Eis que, depois de todos esses horrores, subitamente cai o pano: Nietzsche louva a “risada de ouro” (par. 294) e, nos dois últimos parágrafos (295/6), começa a falar no “gênio do coração” (Dionísio): “…que ensina a hesitar….que adivinha o tesouro oculto e esquecido; a gota de bondade e espiritualidade sob o espesso e opaco gelo”. Continua por uma sutil apologia do HUMANO (pela palavra do próprio deus): “é um animal agradável, valente, inventivo que não tem igual na Terra”. E conclui dizendo que os deuses teriam muito o que aprender conosco. Quem sabe teriam uma ponta de inveja? “Nós, homens, somos—mais humanos”. Conclusão: Ser HUMANO seria o grande valor, inalcançável para os deuses, que estariam condenados apenas a assistir à comédia humana. Mais uma vez a poesia (o “gênio do coração”) salvou o pensador, adiando um pouco a loucura inevitável. Nunca o trajeto de uma mente até a loucura foi tão bem documentado; de tal forma, que dispensa hipóteses de causas especificamente orgânicas no processo. Tudo parece ter se dado “apenas” pelo colapso de uma mente que tentou ir “Além…do Humano…”, considerado por ele “demasiadamente…humano”? 

……………………………………………CONTINUA

*Herança tardia do dualismo cartesiano: “res cogitans X res extensa”

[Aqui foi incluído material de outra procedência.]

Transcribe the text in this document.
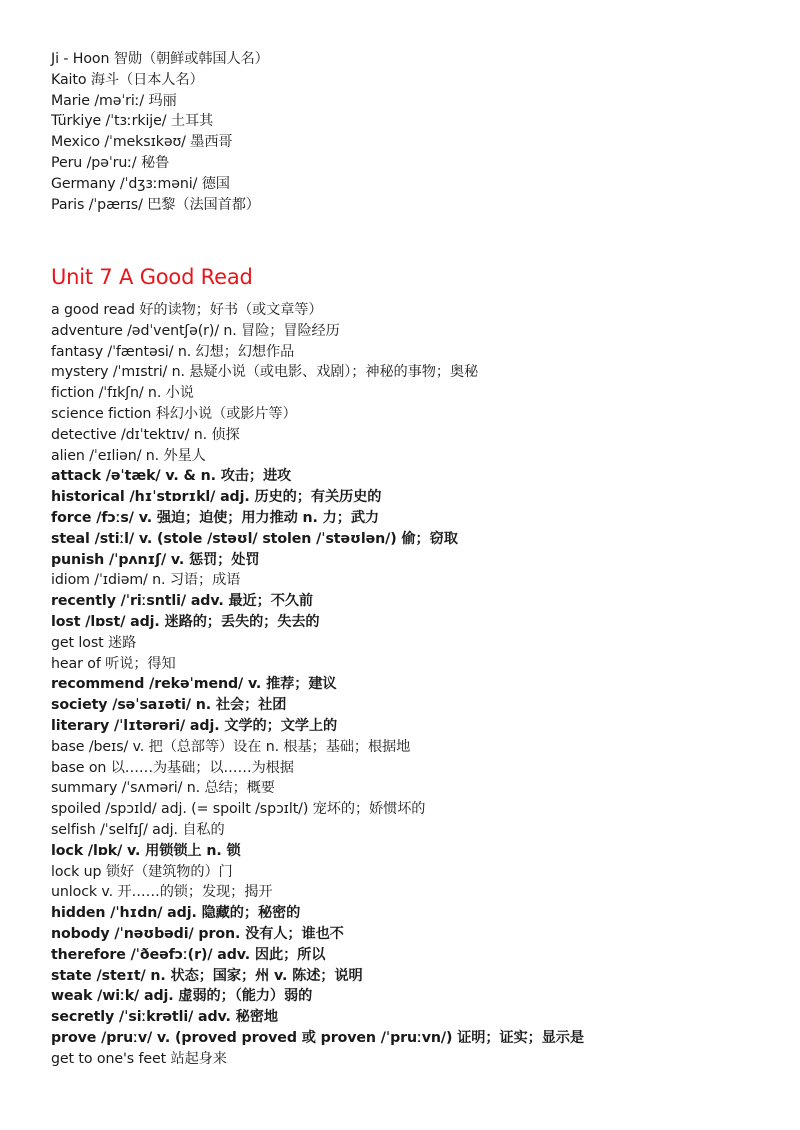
Ji - Hoon 智勋（朝鲜或韩国人名）
Kaito 海斗（日本人名）
Marie /məˈriː/ 玛丽
Türkiye /ˈtɜːrkije/ 土耳其
Mexico /ˈmeksɪkəʊ/ 墨西哥
Peru /pəˈruː/ 秘鲁
Germany /ˈdʒɜːməni/ 德国
Paris /ˈpærɪs/ 巴黎（法国首都）
Unit 7 A Good Read
a good read 好的读物；好书（或文章等）
adventure /ədˈventʃə(r)/ n. 冒险；冒险经历
fantasy /ˈfæntəsi/ n. 幻想；幻想作品
mystery /ˈmɪstri/ n. 悬疑小说（或电影、戏剧）；神秘的事物；奥秘
fiction /ˈfɪkʃn/ n. 小说
science fiction 科幻小说（或影片等）
detective /dɪˈtektɪv/ n. 侦探
alien /ˈeɪliən/ n. 外星人
attack /əˈtæk/ v. & n. 攻击；进攻
historical /hɪˈstɒrɪkl/ adj. 历史的；有关历史的
force /fɔːs/ v. 强迫；迫使；用力推动 n. 力；武力
steal /stiːl/ v. (stole /stəʊl/ stolen /ˈstəʊlən/) 偷；窃取
punish /ˈpʌnɪʃ/ v. 惩罚；处罚
idiom /ˈɪdiəm/ n. 习语；成语
recently /ˈriːsntli/ adv. 最近；不久前
lost /lɒst/ adj. 迷路的；丢失的；失去的
get lost 迷路
hear of 听说；得知
recommend /rekəˈmend/ v. 推荐；建议
society /səˈsaɪəti/ n. 社会；社团
literary /ˈlɪtərəri/ adj. 文学的；文学上的
base /beɪs/ v. 把（总部等）设在 n. 根基；基础；根据地
base on 以……为基础；以……为根据
summary /ˈsʌməri/ n. 总结；概要
spoiled /spɔɪld/ adj. (= spoilt /spɔɪlt/) 宠坏的；娇惯坏的
selfish /ˈselfɪʃ/ adj. 自私的
lock /lɒk/ v. 用锁锁上 n. 锁
lock up 锁好（建筑物的）门
unlock v. 开……的锁；发现；揭开
hidden /ˈhɪdn/ adj. 隐藏的；秘密的
nobody /ˈnəʊbədi/ pron. 没有人；谁也不
therefore /ˈðeəfɔː(r)/ adv. 因此；所以
state /steɪt/ n. 状态；国家；州 v. 陈述；说明
weak /wiːk/ adj. 虚弱的；（能力）弱的
secretly /ˈsiːkrətli/ adv. 秘密地
prove /pruːv/ v. (proved proved 或 proven /ˈpruːvn/) 证明；证实；显示是
get to one's feet 站起身来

​**Até então, Nietzsche tratava a metafísica como se só houvesse a kantiana, associada a um “mundo paralelo”, o da “coisa em si”. Em verdade, Leibniz resgatara a metafísica que tem como referência apenas a limitação intransponível do conhecimento humano, derrubando a arrogância cartesiana de tentar reduzir a natureza à geometria: a “res extensa”. Em obras posteriores, Nietzsche se refere à metafísica como sendo inevitável e trabalha com o conceito de Leibniz usado também como instrumento.

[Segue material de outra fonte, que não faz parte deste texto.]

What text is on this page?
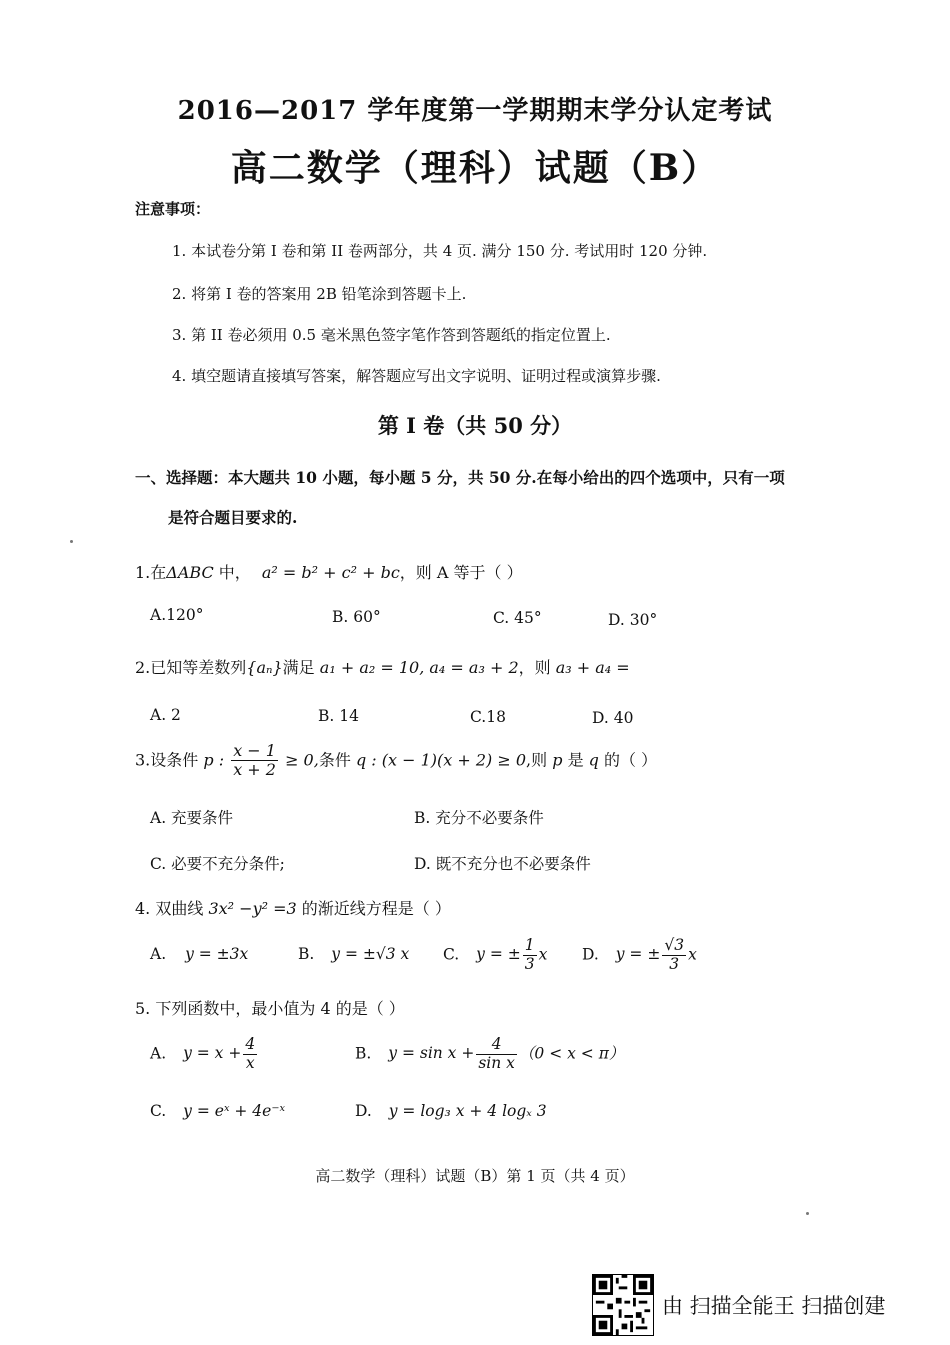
2016—2017 学年度第一学期期末学分认定考试
高二数学（理科）试题（B）
注意事项：
1. 本试卷分第 I 卷和第 II 卷两部分，共 4 页. 满分 150 分. 考试用时 120 分钟.
2. 将第 I 卷的答案用 2B 铅笔涂到答题卡上.
3. 第 II 卷必须用 0.5 毫米黑色签字笔作答到答题纸的指定位置上.
4. 填空题请直接填写答案，解答题应写出文字说明、证明过程或演算步骤.
第 I 卷（共 50 分）
一、选择题：本大题共 10 小题，每小题 5 分，共 50 分.在每小给出的四个选项中，只有一项
是符合题目要求的.
1.在ΔABC 中， a² = b² + c² + bc，则 A 等于（ ）
A.120°	B. 60°	C. 45°	D. 30°
2.已知等差数列{aₙ}满足 a₁ + a₂ = 10, a₄ = a₃ + 2，则 a₃ + a₄ =
A. 2	B. 14	C.18	D. 40
3.设条件 p : $\frac{x - 1}{x + 2} \ge 0$,条件 q : (x − 1)(x + 2) ≥ 0,则 p 是 q 的（ ）
A. 充要条件	B. 充分不必要条件
C. 必要不充分条件;	D. 既不充分也不必要条件
4. 双曲线 3x² −y² =3 的渐近线方程是（ ）
A. y = ±3x	B. y = ±√3 x C. y = ± $\frac{1}{3}$ x D. y = ± $\frac{√3}{3}$ x
5. 下列函数中，最小值为 4 的是（ ）
A. $y = x + \frac{4}{x}$	B. $y = \sin x + \frac{4}{\text{sin x}} (0 < x < \pi)$
C. y = eˣ + 4e⁻ˣ	D. y = log₃ x + 4 logₓ 3
高二数学（理科）试题（B）第 1 页（共 4 页）
由 扫描全能王 扫描创建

​***​Diga-se de passagem, por essa época, Nietzsche estava imbuído da ciência e de seus métodos. A filosofia histórica (contrariamente à metafísica) não seria distinta da ciência natural: o mais novo dos métodos filosóficos. Sua aplicação “…talvez leve à conclusão de que não há opostos…salvo na concepção popular ou metafísica.”

****”Não há segredos entre índios no que diz respeito à comunidade” (idem). A TRANSPARÊNCIA, por lá, é algo absolutamente natural. Já por aqui, uma inconveniência.